What is sub-prime lending?

What is sub-prime lending? In western housing markets like the US, a sub-prime borrower is someone with a relatively low credit rating. That person may be slow paying his or her financial obligations. Or he may have a great deal of available credit, even if that credit is not being used, suggesting the potential for problems.

If a person inquires frequently about obtaining credit for a personal loan, or for an auto or home, whether or not the money is ever borrowed, that lowers his credit rating.

All this information and more are collected by credit bureaus in the US. The result is an enormous reservoir of information about who pays their bills and who does not. From this data, credit bureaus calculate a credit score, which basically grades a consumer on is creditworthiness.

An "A" borrower is one with the best credit score. Sub-prime borrowers have lower scores, but still within an acceptable range. Investors are willing to lend to borrowers whether "A" or sub-prime, but they will charge sub-prime borrowers more.

The reason is that these borrowers are riskier. A basic axiom in finance is that the riskier the investment, the higher the reward must be.

In fact, sub-prime loans are generally considered to be a lucrative investment because investors pay so much interest. This, of course, attracts investors.

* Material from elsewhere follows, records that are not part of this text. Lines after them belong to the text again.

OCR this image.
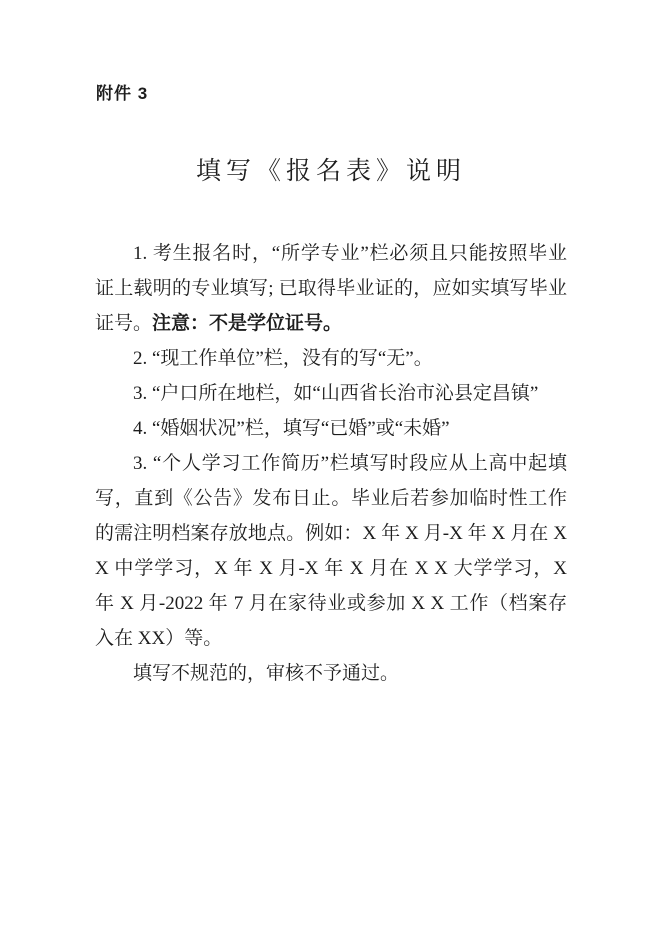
附件 3
填写《报名表》说明

1. 考生报名时，“所学专业”栏必须且只能按照毕业证上载明的专业填写; 已取得毕业证的，应如实填写毕业证号。注意：不是学位证号。

2. “现工作单位”栏，没有的写“无”。

3. “户口所在地栏，如“山西省长治市沁县定昌镇”

4. “婚姻状况”栏，填写“已婚”或“未婚”

3. “个人学习工作简历”栏填写时段应从上高中起填写，直到《公告》发布日止。毕业后若参加临时性工作的需注明档案存放地点。例如：X 年 X 月-X 年 X 月在 X X 中学学习，X 年 X 月-X 年 X 月在 X X 大学学习，X 年 X 月-2022 年 7 月在家待业或参加 X X 工作（档案存入在 XX）等。

填写不规范的，审核不予通过。
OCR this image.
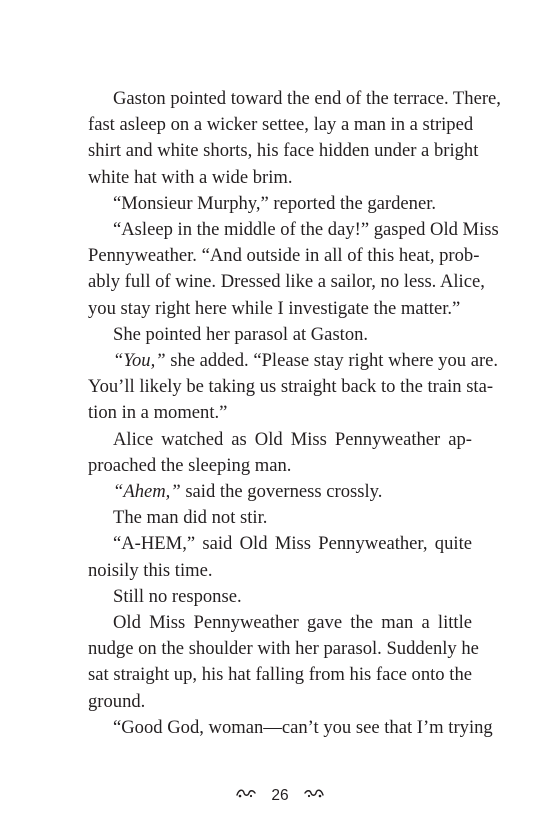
Gaston pointed toward the end of the terrace. There,
fast asleep on a wicker settee, lay a man in a striped
shirt and white shorts, his face hidden under a bright
white hat with a wide brim.

“Monsieur Murphy,” reported the gardener.

“Asleep in the middle of the day!” gasped Old Miss
Pennyweather. “And outside in all of this heat, prob-
ably full of wine. Dressed like a sailor, no less. Alice,
you stay right here while I investigate the matter.”

She pointed her parasol at Gaston.

“You,” she added. “Please stay right where you are.
You’ll likely be taking us straight back to the train sta-
tion in a moment.”

Alice watched as Old Miss Pennyweather ap-
proached the sleeping man.

“Ahem,” said the governess crossly.

The man did not stir.

“A-HEM,” said Old Miss Pennyweather, quite
noisily this time.

Still no response.

Old Miss Pennyweather gave the man a little
nudge on the shoulder with her parasol. Suddenly he
sat straight up, his hat falling from his face onto the
ground.

“Good God, woman—can’t you see that I’m trying

26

In the US and even in the UK, where concerns about a sub-prime crisis also exist, problems have been exacerbated by sloppy lending habits. Many loans are arranged by mortgage brokers who put borrowers into unsuitable loan programs because they earn high commissions.

The problem is that sub-prime borrowers tend to be the weakest link in the economic chain, with few cash reserves and often low paying jobs. In January, for example, 14 per cent of US sub-prime borrowers were more than 60 days overdue on their loan payments.

As long as the economy is good, and home prices are rising, mortgage payments keep rolling in and investors continue earning their profits.

In the US, home prices have been rising aggressively for years. Now, that has slowed considerably which means that if a home owner is forced to sell, he may not be able to get his money back much less any return.

In some cases, the homeowner just walks away from the property. The loan on the house is then in default, and the bank or other lender may have to foreclose to recover their money.

If homeowners are not paying their loans, then the investors are not getting their profit, and may even lose some of the money they have invested.